Woman walking dog on sidewalk

Objectively, these two creatures inhabit the same umgebung, but their individual umwelten give them radically different experiences of it. And yet these parallel universes have many features in common: both dog and mistress must be careful crossing the street, and both will pay close attention to other dogs, if not for the same reasons.

Vaillant then goes on to explain how the success of hunting depends on how well the hunter can step inside the umwelt of his prey and see the world through its eyes.
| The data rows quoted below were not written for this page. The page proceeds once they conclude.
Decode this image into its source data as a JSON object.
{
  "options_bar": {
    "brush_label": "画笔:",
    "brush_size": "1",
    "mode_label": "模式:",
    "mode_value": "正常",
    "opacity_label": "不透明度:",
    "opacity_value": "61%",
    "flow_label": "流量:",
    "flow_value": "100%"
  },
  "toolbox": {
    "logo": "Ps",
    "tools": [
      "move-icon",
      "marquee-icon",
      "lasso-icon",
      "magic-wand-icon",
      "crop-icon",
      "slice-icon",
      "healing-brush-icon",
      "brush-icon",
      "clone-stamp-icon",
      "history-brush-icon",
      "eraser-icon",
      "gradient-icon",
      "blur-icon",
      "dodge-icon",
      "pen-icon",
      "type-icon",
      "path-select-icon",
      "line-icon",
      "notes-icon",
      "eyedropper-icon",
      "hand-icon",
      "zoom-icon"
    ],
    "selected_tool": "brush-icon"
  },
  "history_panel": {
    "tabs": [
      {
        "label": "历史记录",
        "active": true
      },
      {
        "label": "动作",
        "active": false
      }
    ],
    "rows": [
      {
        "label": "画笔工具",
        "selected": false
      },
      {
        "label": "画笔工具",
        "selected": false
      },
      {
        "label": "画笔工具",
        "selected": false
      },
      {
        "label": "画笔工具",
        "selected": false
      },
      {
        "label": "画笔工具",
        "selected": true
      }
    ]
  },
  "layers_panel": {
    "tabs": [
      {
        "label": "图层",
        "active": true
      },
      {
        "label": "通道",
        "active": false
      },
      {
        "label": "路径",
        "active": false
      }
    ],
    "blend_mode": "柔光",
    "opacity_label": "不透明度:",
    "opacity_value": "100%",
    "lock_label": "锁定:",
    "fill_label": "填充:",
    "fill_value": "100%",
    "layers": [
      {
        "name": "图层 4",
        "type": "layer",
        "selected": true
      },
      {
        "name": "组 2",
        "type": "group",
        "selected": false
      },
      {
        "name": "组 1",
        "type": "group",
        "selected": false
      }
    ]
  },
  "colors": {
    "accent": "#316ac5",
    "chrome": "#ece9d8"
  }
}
What’s this got to do with e-learning?

Of course, ecological psychology isn’t new to edtech. Its principles have been applied to video games, online forums and the semantic web, for instance.

However while the screen-based umwelt is obviously important in the modern workplace, I’m also interested in the world around us. And this is where I think technology-assisted games have much to offer.

While the pedagogical benefits of games are well documented in terms of motivation and engagement, their potential to complement authentic umwelts is probably under appreciated.

Airport security

Take airport security for example: consider an augmented reality app designed to train a customs officer to recognise the tell-tale signs of a passenger who is concealing drugs. The officer holds up her device (such as an iPad) to a real checkpoint, over which virtual passengers stream through.

The objective of the officer is to select the passengers whom she suspects of carrying drugs. Each selection prompts an explanation of whether she is right or wrong, and reinforces the reasons why. Combine this with a points system and competition among her colleagues, and she’ll become a mule-busting expert in no time!

Black Forest TrailAnother example context is environmental science: consider a treasure hunt designed to train a biologist to identify the major vegetation types in a forest.

QR codes are placed on indicator species (such as trees and ferns) along a trail, but out of plain sight.

An initial clue is provided – perhaps descriptions and photos of several plants typically found in a rainforest.

The objective of the biologist is to walk along the trail until he reaches the rainforest gully, find the QR code in the vicinity, scan it with his iPhone, and study the new clue which points him to the next vegetation type. The game is not complete until he finds all the codes and hence familiarises himself with all the vegetation.

In neither of the cases above was the learner’s workplace simulated on screen. The setting was real.

The corollary, then, is that when a person’s performance on the job is highly dependent on their umwelt, a technology-assisted game can help them acquire the “eye of the tiger” in that context.